The billable hour is a revenue metric. It says nothing about cost. And cost in a professional services firm is not simple: it is driven by time, yes — but also by the complexity of the matter, the seniority of the team, the number of revision cycles, the coordination overhead, the use of shared resources, and a dozen other factors that vary enormously across clients and projects.
Time-Driven Activity-Based Costing (TDABC) was designed for exactly this kind of business. It replaces guesswork with a structured model of how time and resources are actually consumed — and it produces something most professional services firms lack entirely: a true cost per matter, per client, and per service line.
Why Standard Cost Approaches Fail in Professional Services
The typical approach to cost management in a law firm or consultancy is straightforward: divide total overhead by total hours billed and apply that rate uniformly. This produces a “cost per hour” that is then compared to the billing rate to estimate margin.
The problem is that this approach assumes all hours are equal. A routine contract review consumed by a junior associate is not the same cost event as a senior partner spending two hours on a complex regulatory matter that requires specialist input, document management, and client liaison. Blending these into a single rate systematically misstates the cost of every matter.
The consequence: firms routinely subsidise complex, difficult, high-maintenance clients with the margins generated by straightforward, low-maintenance ones. They win the wrong clients, underprice complex work, and overprice simple work — and none of this shows up clearly in the financials until it is too late.
How TDABC Works in a Professional Services Context
TDABC in professional services follows the same logic as in any other sector: define the resource groups, estimate the practical capacity of each group, and measure how much time each activity consumes.
In a law firm, the resource groups might include: fee-earner time by seniority tier, support staff (paralegals, legal secretaries), knowledge management, document management systems, and firm-level overhead. Each group has a cost per unit of practical capacity — typically cost per hour available.
Then time equations are built for each activity type: drafting a contract, conducting due diligence, client call management, court preparation. These equations capture not just the base time but the multipliers — a cross-border transaction takes longer; a returning client needs less on-boarding; a litigation matter with many counterparties requires more coordination.

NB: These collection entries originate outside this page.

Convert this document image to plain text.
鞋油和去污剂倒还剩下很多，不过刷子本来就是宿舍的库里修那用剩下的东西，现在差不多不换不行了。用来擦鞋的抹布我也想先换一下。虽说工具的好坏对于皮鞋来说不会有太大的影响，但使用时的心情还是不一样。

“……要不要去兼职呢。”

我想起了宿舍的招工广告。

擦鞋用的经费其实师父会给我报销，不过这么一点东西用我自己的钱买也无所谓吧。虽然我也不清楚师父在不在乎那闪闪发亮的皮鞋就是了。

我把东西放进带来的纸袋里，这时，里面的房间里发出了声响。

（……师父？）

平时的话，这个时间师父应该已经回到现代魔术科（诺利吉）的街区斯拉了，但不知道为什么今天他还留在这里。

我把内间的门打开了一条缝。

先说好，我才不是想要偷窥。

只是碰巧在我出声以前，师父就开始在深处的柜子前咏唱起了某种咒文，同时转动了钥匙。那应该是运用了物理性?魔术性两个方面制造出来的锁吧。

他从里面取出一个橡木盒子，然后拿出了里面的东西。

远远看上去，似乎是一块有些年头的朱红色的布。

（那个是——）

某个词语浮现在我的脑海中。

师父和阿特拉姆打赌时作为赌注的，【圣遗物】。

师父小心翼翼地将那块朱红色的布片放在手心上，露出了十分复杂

The result is a cost per matter that reflects actual resource consumption — not an averaged rate applied uniformly. It is typically the first time a firm can answer: which matters are profitable, which are loss-making, and why?
In one consultancy we worked with, TDABC revealed that their highest-revenue client was consuming 40% more resource per engagement than similar clients — due to scope creep, revision loops, and senior partner involvement that was not being captured in billing. The account looked healthy on revenue; it was barely breaking even on cost.

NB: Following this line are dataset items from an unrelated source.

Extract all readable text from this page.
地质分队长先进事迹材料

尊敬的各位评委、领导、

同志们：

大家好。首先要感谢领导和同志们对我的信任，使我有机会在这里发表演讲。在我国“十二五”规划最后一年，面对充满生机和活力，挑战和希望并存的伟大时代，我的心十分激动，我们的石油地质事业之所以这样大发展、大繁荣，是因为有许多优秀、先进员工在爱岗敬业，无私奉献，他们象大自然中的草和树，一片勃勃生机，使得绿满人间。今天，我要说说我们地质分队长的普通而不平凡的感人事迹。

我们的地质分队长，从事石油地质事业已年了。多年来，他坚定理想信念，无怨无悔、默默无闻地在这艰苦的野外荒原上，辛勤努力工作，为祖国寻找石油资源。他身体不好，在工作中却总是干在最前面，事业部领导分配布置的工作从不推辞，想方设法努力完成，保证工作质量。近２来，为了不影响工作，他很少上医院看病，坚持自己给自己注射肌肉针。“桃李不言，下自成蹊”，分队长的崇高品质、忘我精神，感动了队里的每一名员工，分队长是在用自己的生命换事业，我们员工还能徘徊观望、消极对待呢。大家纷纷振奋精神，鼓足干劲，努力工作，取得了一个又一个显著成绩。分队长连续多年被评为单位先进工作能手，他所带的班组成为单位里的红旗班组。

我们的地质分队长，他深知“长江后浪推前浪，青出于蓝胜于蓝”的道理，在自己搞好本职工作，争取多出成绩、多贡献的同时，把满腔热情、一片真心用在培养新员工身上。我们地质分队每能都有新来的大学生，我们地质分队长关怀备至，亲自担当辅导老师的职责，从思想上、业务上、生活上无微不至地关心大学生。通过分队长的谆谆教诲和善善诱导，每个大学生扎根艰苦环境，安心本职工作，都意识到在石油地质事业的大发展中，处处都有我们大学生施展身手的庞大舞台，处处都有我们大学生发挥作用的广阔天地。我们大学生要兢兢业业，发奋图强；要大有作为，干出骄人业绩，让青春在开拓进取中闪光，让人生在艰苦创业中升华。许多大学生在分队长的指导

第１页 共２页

What Changes After a TDABC Model Is Built
For most professional services firms, the first TDABC model is an uncomfortable experience. It surfaces the cross-subsidies, exposes the mispriced work, and challenges long-held assumptions about who the firm’s most valuable clients are.

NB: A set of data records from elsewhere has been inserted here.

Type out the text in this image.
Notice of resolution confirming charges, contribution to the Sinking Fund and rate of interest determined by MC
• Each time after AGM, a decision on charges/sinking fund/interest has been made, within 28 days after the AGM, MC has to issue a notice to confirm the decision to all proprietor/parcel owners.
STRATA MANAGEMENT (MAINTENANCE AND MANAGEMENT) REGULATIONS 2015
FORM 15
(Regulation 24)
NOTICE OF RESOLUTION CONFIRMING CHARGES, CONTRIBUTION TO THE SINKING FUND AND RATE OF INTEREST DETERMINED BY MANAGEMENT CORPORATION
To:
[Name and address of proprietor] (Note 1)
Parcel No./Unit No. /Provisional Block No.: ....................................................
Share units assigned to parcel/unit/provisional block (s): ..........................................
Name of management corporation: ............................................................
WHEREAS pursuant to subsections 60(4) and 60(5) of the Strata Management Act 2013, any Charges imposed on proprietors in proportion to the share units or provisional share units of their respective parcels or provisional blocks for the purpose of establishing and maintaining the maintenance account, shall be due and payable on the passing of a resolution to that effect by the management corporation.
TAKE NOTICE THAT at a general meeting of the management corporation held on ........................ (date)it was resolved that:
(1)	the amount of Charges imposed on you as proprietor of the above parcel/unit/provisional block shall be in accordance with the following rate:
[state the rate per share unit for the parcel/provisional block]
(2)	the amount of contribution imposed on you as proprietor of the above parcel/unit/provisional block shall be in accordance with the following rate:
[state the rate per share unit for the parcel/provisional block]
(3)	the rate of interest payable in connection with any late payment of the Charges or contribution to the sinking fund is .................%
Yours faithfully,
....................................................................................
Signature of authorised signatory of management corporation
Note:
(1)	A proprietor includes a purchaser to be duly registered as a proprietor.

But it also creates a foundation for better decisions. Firms that build and use TDABC models typically see changes in three areas:
Pricing: Proposals for new matters are built on actual cost models rather than rate cards and gut feel. Complex work is priced to reflect its real resource consumption. Firms stop winning work they cannot afford to deliver profitably.
Capacity allocation: Partners and senior fee-earners are the scarcest and most expensive resource. TDABC makes visible where that resource is being consumed on low-value activities — and creates the commercial case for delegation, process redesign, or client restructuring.
Client portfolio management: Firms can segment clients not just by revenue but by profitability. Some clients are large and profitable. Some are large and unprofitable. Some small clients are highly efficient. TDABC gives you the data to manage the portfolio intentionally.
The Right Starting Point
A TDABC model for a professional services firm does not require perfect data. It requires a clear understanding of your resource groups, an honest estimate of how time is spent across activity types, and a willingness to follow where the numbers lead.
The firms that benefit most from TDABC are not necessarily the largest. They are the ones that are serious about understanding their own economics — and willing to make decisions based on that understanding rather than on revenue alone.
If your firm tracks billable hours but cannot tell you which clients are truly profitable, TDABC is likely the most important analytical investment you have not yet made.